6 Innovative Ways to Green the Fashion Industry

Apparel manufacturing is appallingly wasteful and polluting, but these exciting new projects and technologies are putting a sustainable spin on fashion.

Fashion is one of the least sustainable and most polluting industries. Amidst these challenges, Technion-driven innovations are reshaping sustainability in the fashion industry. Sonovia’s D(y)ENIM tech transforms denim dyeing, Zeekit’s virtual fitting room revolutionizes online shopping, and Nettelo’s 3D body-scan software aims to curb returns, all led by Technion alumni, highlighting the institution’s pivotal role in fashion’s sustainable future

Apparel manufacturing consumes vast amounts of water and causes up to 10 percent of global carbon emissions due to energy-intensive production and shipping.

And every year, about 13 million tons of unsold apparel are landfilled or incinerated.

As individuals, there are fashion choices we can make to leave a lighter footprint on the planet.

But making the industry more sustainable and less polluting is a big challenge. New technologies, some of them invented in Israel, are forging a greener path forward for fashion designers, manufacturers, retailers and consumers.
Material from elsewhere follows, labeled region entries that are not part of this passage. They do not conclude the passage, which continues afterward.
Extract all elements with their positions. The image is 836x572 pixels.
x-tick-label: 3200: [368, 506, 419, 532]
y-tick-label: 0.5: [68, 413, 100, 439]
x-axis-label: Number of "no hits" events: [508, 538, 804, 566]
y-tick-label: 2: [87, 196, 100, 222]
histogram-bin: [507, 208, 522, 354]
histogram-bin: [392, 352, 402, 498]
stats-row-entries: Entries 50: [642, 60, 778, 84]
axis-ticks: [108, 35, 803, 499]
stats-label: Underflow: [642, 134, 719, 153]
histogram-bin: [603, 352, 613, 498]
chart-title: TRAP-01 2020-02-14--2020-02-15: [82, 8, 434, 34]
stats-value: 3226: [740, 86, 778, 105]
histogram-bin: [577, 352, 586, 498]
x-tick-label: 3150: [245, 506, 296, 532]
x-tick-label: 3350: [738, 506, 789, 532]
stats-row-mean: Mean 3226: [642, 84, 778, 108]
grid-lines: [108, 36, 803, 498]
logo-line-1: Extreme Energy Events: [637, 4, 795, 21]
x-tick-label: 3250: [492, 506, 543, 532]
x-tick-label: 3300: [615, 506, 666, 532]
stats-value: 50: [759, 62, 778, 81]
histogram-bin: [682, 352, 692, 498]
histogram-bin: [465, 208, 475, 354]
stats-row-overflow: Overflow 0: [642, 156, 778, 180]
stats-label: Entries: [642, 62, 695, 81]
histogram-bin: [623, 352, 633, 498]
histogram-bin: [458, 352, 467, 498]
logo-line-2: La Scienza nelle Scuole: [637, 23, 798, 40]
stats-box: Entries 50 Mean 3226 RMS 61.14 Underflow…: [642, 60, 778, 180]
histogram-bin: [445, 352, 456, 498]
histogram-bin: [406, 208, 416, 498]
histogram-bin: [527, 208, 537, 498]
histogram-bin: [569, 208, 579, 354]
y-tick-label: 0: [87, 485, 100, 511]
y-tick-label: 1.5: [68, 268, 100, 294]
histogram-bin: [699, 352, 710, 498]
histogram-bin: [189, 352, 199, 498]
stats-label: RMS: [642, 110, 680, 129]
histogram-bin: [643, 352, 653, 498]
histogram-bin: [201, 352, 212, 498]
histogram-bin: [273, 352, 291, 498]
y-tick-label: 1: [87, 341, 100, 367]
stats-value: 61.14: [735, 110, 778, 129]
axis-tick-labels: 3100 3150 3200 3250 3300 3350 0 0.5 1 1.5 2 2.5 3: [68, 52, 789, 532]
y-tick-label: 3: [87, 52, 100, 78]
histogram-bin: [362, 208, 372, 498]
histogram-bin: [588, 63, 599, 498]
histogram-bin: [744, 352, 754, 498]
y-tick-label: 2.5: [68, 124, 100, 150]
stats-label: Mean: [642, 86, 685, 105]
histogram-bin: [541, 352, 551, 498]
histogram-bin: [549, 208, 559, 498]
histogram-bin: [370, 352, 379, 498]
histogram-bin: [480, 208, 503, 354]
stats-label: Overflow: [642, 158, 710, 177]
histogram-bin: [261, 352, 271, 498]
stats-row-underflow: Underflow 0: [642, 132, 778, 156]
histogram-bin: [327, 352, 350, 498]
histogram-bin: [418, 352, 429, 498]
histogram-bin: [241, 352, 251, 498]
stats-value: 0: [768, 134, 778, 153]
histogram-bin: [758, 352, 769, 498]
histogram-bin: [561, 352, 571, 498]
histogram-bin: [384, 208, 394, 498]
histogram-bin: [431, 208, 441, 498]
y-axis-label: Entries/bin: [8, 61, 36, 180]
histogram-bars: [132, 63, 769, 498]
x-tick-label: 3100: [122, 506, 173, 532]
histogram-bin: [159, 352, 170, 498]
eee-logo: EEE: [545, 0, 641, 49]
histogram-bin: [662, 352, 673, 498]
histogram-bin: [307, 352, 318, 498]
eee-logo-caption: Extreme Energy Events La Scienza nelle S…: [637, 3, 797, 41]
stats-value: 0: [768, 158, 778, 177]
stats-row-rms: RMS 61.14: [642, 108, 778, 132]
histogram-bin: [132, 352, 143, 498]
Here are some of the most promising ones below.

Sustainable silk

The traditional production of silk is inefficient, land-intensive and polluting. In addition, the industry involves slave labor and animal cruelty as the silkworms are steamed or boiled alive.

Using biomimicry, Jerusalem-based Seevix Material Sciences has created “a state-of-the-art animal-free biopolymer material, inspired by spider silk, through a unique process akin to nature,” says cofounder and CEO Shlomzion Shen.

That process, a patented recombinant DNA technology within a controlled micro-environment, induces spider silk proteins to self-assemble spontaneously into silk nanofibers.

The resulting biopolymer material, SVX, is exceptionally strong, antimicrobial, odor-resistant, recyclable, flexible, and resistant to wear and tear.

SVX has many potential uses — from condoms to cosmetics, from medical devices to scaffolds for cultivated meat. Textiles are also a planned core application with significant environmental benefits, says Shen.